Four more weeks. A bit overwhelmed. I think I'll have to learn Japanese on the flight over there.

Thursday, October 1, 2009

Cupcakes, and yet another list.


Last weekend, I stopped by my local cupcake shop, and told the charming girl who works there that she'd see me at least once a week for the next month, because I was moving abroad, in a (most-likely) cupcake-less land. She was excited when I told her about Japan, and she said not to be so sad, because the clothes and fashion would be amazing there. That is, if I can fit into it after binging on baked goods like I intend to for my last month in Montreal.

Most Asian apartments are not equipped with an oven, so no more baking for me, unless I get creative and use the toaster oven.

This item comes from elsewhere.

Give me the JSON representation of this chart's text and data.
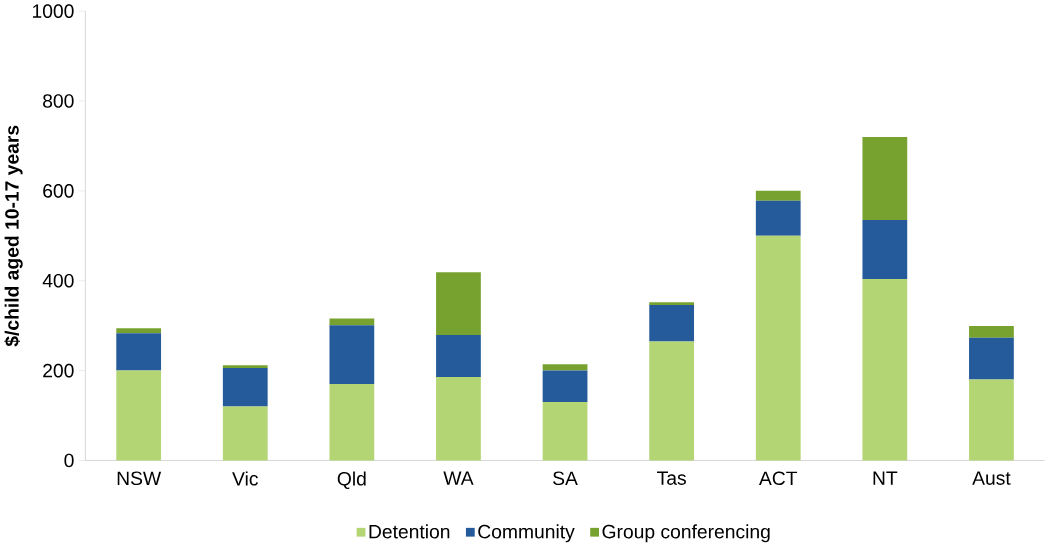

It makes me sad, and here are some things I'll indulge in for the next month:

*Baking as many cupcakes, cakes, cookies, and pies as I can.
*Hopefully sharing them with friends (no need to fatten up, my current size is probably considered overweight for Japan...sigh)
*Eat and cook Mexican food (so difficult/expensive to find in the East)
*Run and enjoy the sights at the mountain
*Entertain my friends at home, with dinner parties
*Go to many concerts (although Japan has a wicked music scene)
*Just enjoy my apartment, my lovely white bed and comforter
*Eat Mac 'n Cheese once a week
*Take in the sights of Montreal, and soak in the culture and French language I won't hear/speak anymore

Sigh. That list makes me sad. But I'll come up with a list of exciting things to look forward to in Japan, and I promise it will be even longer.

Note: After reading my cupcakes whining, a friend who's already in Japan confirmed that yes, there are cupcakes in Japan. I'll be definitely looking for Fujiya. And Mina already told me that desserts in Japan can be quite decadent. Phew.

{I realize this post makes me sound like a complete pig, too. I can live with that.}

Pop Montreal


{Daehyun and I playing and singing some Neutral Milk Hotel. We even made a video, which I'm too embarrassed to post.}

October in Montreal brings the cold weather (seriously, I'm wearing mittens today), but it also rhymes with Pop Montreal, a music festival that takes place in different venues all over the city. It usually brings little-known artists from all over the world, and a few big names. My early morning work schedule does not really allow me to party all night long, but here are some highlights I'm excited to see:

My friend Daehyun, who came all the way from Seoul (via London) to play the festival

Think About Life, an upbeat local Montreal band who are so much fun to watch live

Kid Koala, a kindergarten teacher turned DJ

Teenage Jesus + The Jerks, the only reason I care about them is because Thurston Moore from Sonic Youth is in that band!

The coolest import from Sweden, Fever Ray

May I get on the guest list?? Aw, thanks, Pop!